Eastern Ethiopia remains gripped by a power crisis, now entering its fifth consecutive day, with Jigjiga, Harar, Dire Dawa, Fiiq, and Dhagaxbuur among the worst-affected towns. The outage—traced to the collapse of seven transmission towers near Awash—has created a humanitarian and economic disruption at a critical moment, with Ramadan observances, healthcare services, and daily commerce severely impacted.

Officials say the collapsed towers had long been compromised by metal theft, a chronic issue in Ethiopia’s infrastructure network. When heavy rains and strong winds hit the region last week, the already-weakened structures gave way. The result: a total blackout across a swath of eastern Ethiopia, cutting off the flow of electricity from the national grid.

“Vandals had targeted these towers for some time,” Jigjiga’s Mayor Eng. Shafi Ahmed Ma’alim said, “and when the weather turned, they came down.” Attempts to mitigate the outage using wind turbines in Aysha failed, leaving entire cities dark.

For a region already contending with economic hardship, the blackout has been particularly disruptive during Ramadan, when nighttime activity increases. “People must move around for prayers and gatherings at night. But the city is pitch black,” the mayor noted. Mosques, dependent on diesel generators, are struggling with rising fuel costs that render evening prayer services unsustainable in many areas.

The economic toll is mounting. Small businesses, especially those reliant on refrigeration, power tools, or digital transactions, have been left stranded. “My fridge is off. Everything is rotting, and customers can’t pay because their phones are dead,” said Fardowso Yusuf Omar, a market vendor in Jigjiga.
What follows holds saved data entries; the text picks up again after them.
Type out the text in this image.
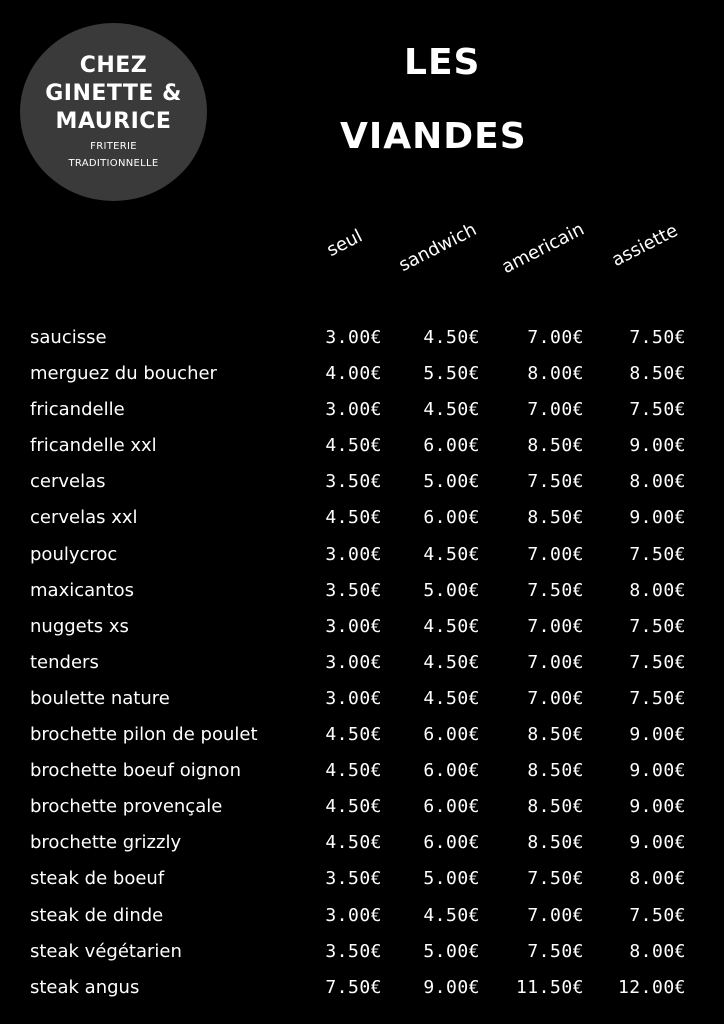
CHEZ
GINETTE &
MAURICE
FRITERIE
TRADITIONNELLE
LES
VIANDES
seul sandwich americain assiette
saucisse	3.00€	4.50€	7.00€	7.50€
merguez du boucher	4.00€	5.50€	8.00€	8.50€
fricandelle	3.00€	4.50€	7.00€	7.50€
fricandelle xxl	4.50€	6.00€	8.50€	9.00€
cervelas	3.50€	5.00€	7.50€	8.00€
cervelas xxl	4.50€	6.00€	8.50€	9.00€
poulycroc	3.00€	4.50€	7.00€	7.50€
maxicantos	3.50€	5.00€	7.50€	8.00€
nuggets xs	3.00€	4.50€	7.00€	7.50€
tenders	3.00€	4.50€	7.00€	7.50€
boulette nature	3.00€	4.50€	7.00€	7.50€
brochette pilon de poulet	4.50€	6.00€	8.50€	9.00€
brochette boeuf oignon	4.50€	6.00€	8.50€	9.00€
brochette provençale	4.50€	6.00€	8.50€	9.00€
brochette grizzly	4.50€	6.00€	8.50€	9.00€
steak de boeuf	3.50€	5.00€	7.50€	8.00€
steak de dinde	3.00€	4.50€	7.00€	7.50€
steak végétarien	3.50€	5.00€	7.50€	8.00€
steak angus	7.50€	9.00€	11.50€	12.00€
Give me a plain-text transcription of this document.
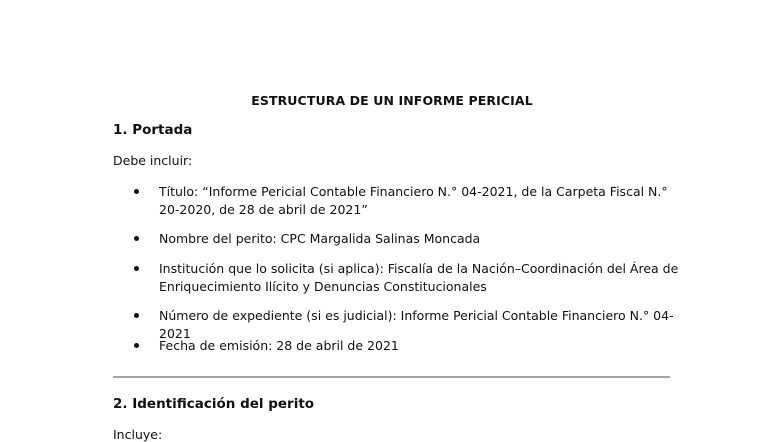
ESTRUCTURA DE UN INFORME PERICIAL
1. Portada
Debe incluir:
Título: “Informe Pericial Contable Financiero N.° 04-2021, de la Carpeta Fiscal N.° 20-2020, de 28 de abril de 2021”
Nombre del perito: CPC Margalida Salinas Moncada
Institución que lo solicita (si aplica): Fiscalía de la Nación–Coordinación del Área de Enriquecimiento Ilícito y Denuncias Constitucionales
Número de expediente (si es judicial): Informe Pericial Contable Financiero N.° 04-2021
Fecha de emisión: 28 de abril de 2021
2. Identificación del perito
Incluye:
Factories remain idle, and communication infrastructure is faltering, isolating residents from friends and family as mobile devices run out of battery.

Amid these challenges, the government has moved quickly to respond. Emergency teams have been deployed to repair and replace the seven downed towers, each of which carried five high-voltage transmission lines. The mayor has confirmed that repairs are largely complete and that power is expected to return to Jigjiga by Monday night.

While the rapid repair effort is commendable, the incident highlights a deeper issue: chronic infrastructure vulnerability and insufficient protection of critical systems. The theft of metal components from power lines is not new, and without a national plan to deter vandalism and fortify key infrastructure, similar outages could recur.

This blackout is not just an energy failure—it is a warning. For regions like Jigjiga and other parts of eastern Ethiopia, resilience planning, infrastructure security, and decentralized energy solutions are now urgent policy imperatives. The consequences of inaction are plain to see: cities paralyzed, economies disrupted, and lives dimmed—literally and figuratively—when the power goes out.